- Interactive map of Verkhivtseve urban hromada
- Country: Ukraine
- Oblast: Dnipropetrovsk Oblast
- Raion: Kamianske Raion
- Admin. center: Verkhivtseve

Area
- • Total: 153.3 km^{2} (59.2 sq mi)

Population (2020)
- • Total: 12,053
- • Density: 78.62/km^{2} (203.6/sq mi)
- CATOTTG code: UA12040030000066040
- Settlements: 11
- Cities: 1
- Rural settlements: 1
- Villages: 9
- Website: https://vmiskrada.gov.ua

= Verkhivtseve urban hromada =

Verkhivtseve urban hromada (Верхівцівська міська територіальна громада) is one of the hromadas of Ukraine, located in Kamianske Raion within Dnipropetrovsk Oblast. The administrative center is the city of Verkhivtseve.

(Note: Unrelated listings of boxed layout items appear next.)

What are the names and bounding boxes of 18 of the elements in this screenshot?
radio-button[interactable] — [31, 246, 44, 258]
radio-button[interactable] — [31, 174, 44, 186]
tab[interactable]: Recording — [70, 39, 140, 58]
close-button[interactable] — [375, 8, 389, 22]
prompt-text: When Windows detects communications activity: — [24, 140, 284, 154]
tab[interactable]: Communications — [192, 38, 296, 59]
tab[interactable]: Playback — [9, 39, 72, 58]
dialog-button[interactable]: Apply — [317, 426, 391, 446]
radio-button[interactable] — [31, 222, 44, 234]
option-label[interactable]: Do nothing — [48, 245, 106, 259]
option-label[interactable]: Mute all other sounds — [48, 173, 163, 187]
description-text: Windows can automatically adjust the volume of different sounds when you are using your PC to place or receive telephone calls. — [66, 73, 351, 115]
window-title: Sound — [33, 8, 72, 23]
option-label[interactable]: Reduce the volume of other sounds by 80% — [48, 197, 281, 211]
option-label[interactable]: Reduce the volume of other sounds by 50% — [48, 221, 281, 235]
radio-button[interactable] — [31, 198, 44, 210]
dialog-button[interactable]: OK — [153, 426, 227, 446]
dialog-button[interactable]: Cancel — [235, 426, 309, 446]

The area of the territory is 153.3 km2, the population of the hromada is 12,503 (2020).

== Composition ==
In addition to one city (Vilnohirsk), the hromada contains one rural settlement (Sokolivka) and 9 villages:

- Adalymivka
- Dubove
- Hranove
- Kalynivka
- Malooleksandrivka
- Petrivka
- Polivske
- Saksahan
- Shyroke

== History ==
Formed in 2020, in accordance with the order of the Cabinet of Ministers of Ukraine No. 709-r dated June 12, 2020 "On the determination of administrative centers and approval of territories of territorial communities of Dnipropetrovsk Oblast", by merging the territories and settlements of Verkhivtseve City and Malooleksandrivka Village Councils of Verkhnodniprovsk Raion of Dnipropetrovsk Oblast.